Challenges we ran into

  • Unstructured, inconsistent policy data: every state and utility publishes incentive rules in a different format (PDF tables, prose, IRS legalese). We had to build an LLM-assisted extraction pipeline just to normalize this into a schema we could query reliably and cite accurately.
  • Numbers that have to be trustworthy: a "savings calculator" is worthless if the math is wrong, so we kept the cost/savings engine deterministic and source-cited, and used the LLM only for synthesis and explanation.
  • Stacking incentives correctly, across years: federal, state, and utility programs interact (income caps, one-per-household limits, annual resets, mutually exclusive programs), so the multi-year optimizer had to model eligibility and budget constraints simultaneously, not just rank upgrades by dollar amount.
  • Running a capable model locally: getting Qwen2.5 to reliably extract structured incentive schemas via Ollama, on consumer hardware, took real prompt and pipeline tuning, since local models are far less forgiving of ambiguous prompts than hosted frontier models.
  • Sparse property data: not every address returns complete data from RentCast API, so we designed the questionnaire to dynamically fill in only the gaps rather than re-asking everything.
  • Latency vs. accuracy: LLM calls for every plan generation needed caching and tight prompt design to keep the experience fast.

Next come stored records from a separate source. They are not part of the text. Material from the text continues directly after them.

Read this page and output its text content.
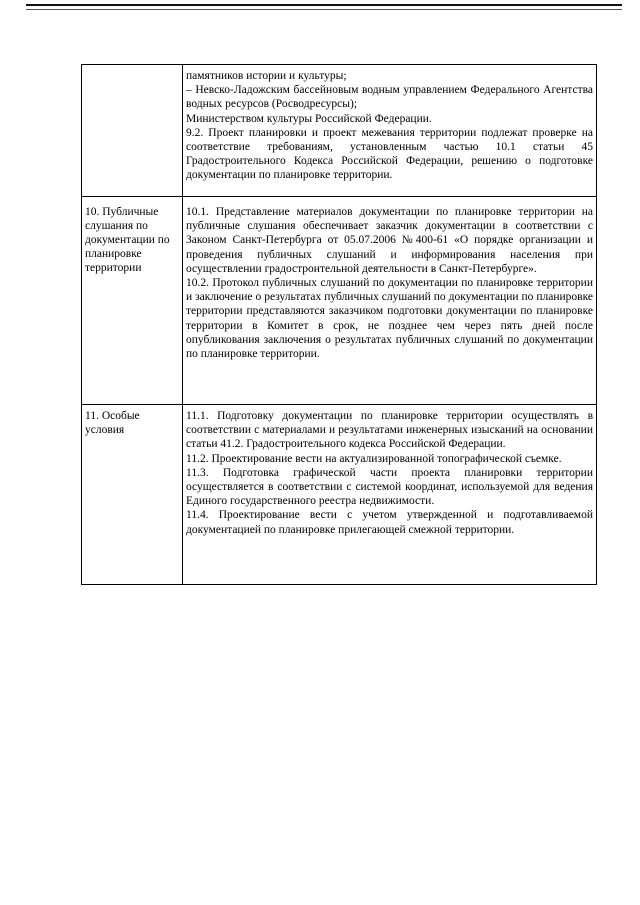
	памятников истории и культуры;

– Невско-Ладожским бассейновым водным управлением Федерального Агентства водных ресурсов (Росводресурсы);

Министерством культуры Российской Федерации.

9.2. Проект планировки и проект межевания территории подлежат проверке на соответствие требованиям, установленным частью 10.1 статьи 45 Градостроительного Кодекса Российской Федерации, решению о подготовке документации по планировке территории.

10. Публичные слушания по документации по планировке территории	10.1. Представление материалов документации по планировке территории на публичные слушания обеспечивает заказчик документации в соответствии с Законом Санкт-Петербурга от 05.07.2006 №400-61 «О порядке организации и проведения публичных слушаний и информирования населения при осуществлении градостроительной деятельности в Санкт-Петербурге».

10.2. Протокол публичных слушаний по документации по планировке территории и заключение о результатах публичных слушаний по документации по планировке территории представляются заказчиком подготовки документации по планировке территории в Комитет в срок, не позднее чем через пять дней после опубликования заключения о результатах публичных слушаний по документации по планировке территории.

11. Особые условия	11.1. Подготовку документации по планировке территории осуществлять в соответствии с материалами и результатами инженерных изысканий на основании статьи 41.2. Градостроительного кодекса Российской Федерации.

11.2. Проектирование вести на актуализированной топографической съемке.

11.3. Подготовка графической части проекта планировки территории осуществляется в соответствии с системой координат, используемой для ведения Единого государственного реестра недвижимости.

11.4. Проектирование вести с учетом утвержденной и подготавливаемой документацией по планировке прилегающей смежной территории.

Accomplishments that we're proud of

  • A working end-to-end pipeline. Address in, fully costed and sequenced retrofit plan out, with real external data, not mocked numbers.
  • A genuinely useful incentive-matching system that reads real government and utility documents and turns them into structured, cited, queryable data.
  • A multi-year plan optimizer that treats home electrification as an actual constrained optimization problem instead of a flat checklist.
  • A cost/savings engine that accounts for local utility rates, climate zone, and carbon intensity, not generic national averages.
  • Running our LLM workloads locally with Ollama/Qwen instead of a hosted API, keeping the AI layer itself aligned with the project's sustainability goals.
  • Shipping a deployed, publicly accessible product (Cloud Run + Firebase) within the hackathon timeframe, not just a local demo.

What we learned

  • Retrieval-augmented, citation-backed LLM design is essential once "AI gives you a number" has real financial consequences for the user.
  • The hardest part of "AI for home electrification" isn't the AI; it's the data engineering: cleaning, structuring, and keeping policy data current.
  • Sustainability can (and should) extend to your own tech stack: a local, right-sized model can replace a hosted call for a lot of structured-extraction work, at a fraction of the energy cost.
  • Good UX for a complex financial decision means asking fewer questions, not more. Every field you can infer from property/solar data is a field a homeowner doesn't have to think about.

What's next for RetroFi

  • Expand state/utility coverage: scale the incentive knowledge base beyond our initial states to all 50 states and the major utilities within them, with a pipeline to keep it current as programs change.
  • Contractor marketplace integration: turn "nearby contractors" into real quote requests and booking, closing the loop from plan to installation.
  • Financing-aware plans: factor in financing options (PACE loans, on-bill financing, 0% green loans) into the cost timeline, not just upfront cost and incentives.
  • Smarter multi-year optimization: extend the scheduling problem to a full integer/linear program as the upgrade catalog grows, so it scales past brute-force search while still respecting dependency and budget constraints.
  • Continuous monitoring: after a retrofit is installed, track actual utility bill savings against projections to validate (and improve) our models over time.
  • Multi-family & landlord/tenant flows: extend beyond single-family homes to multifamily buildings, where split incentives between owners and tenants are a major barrier to electrification today.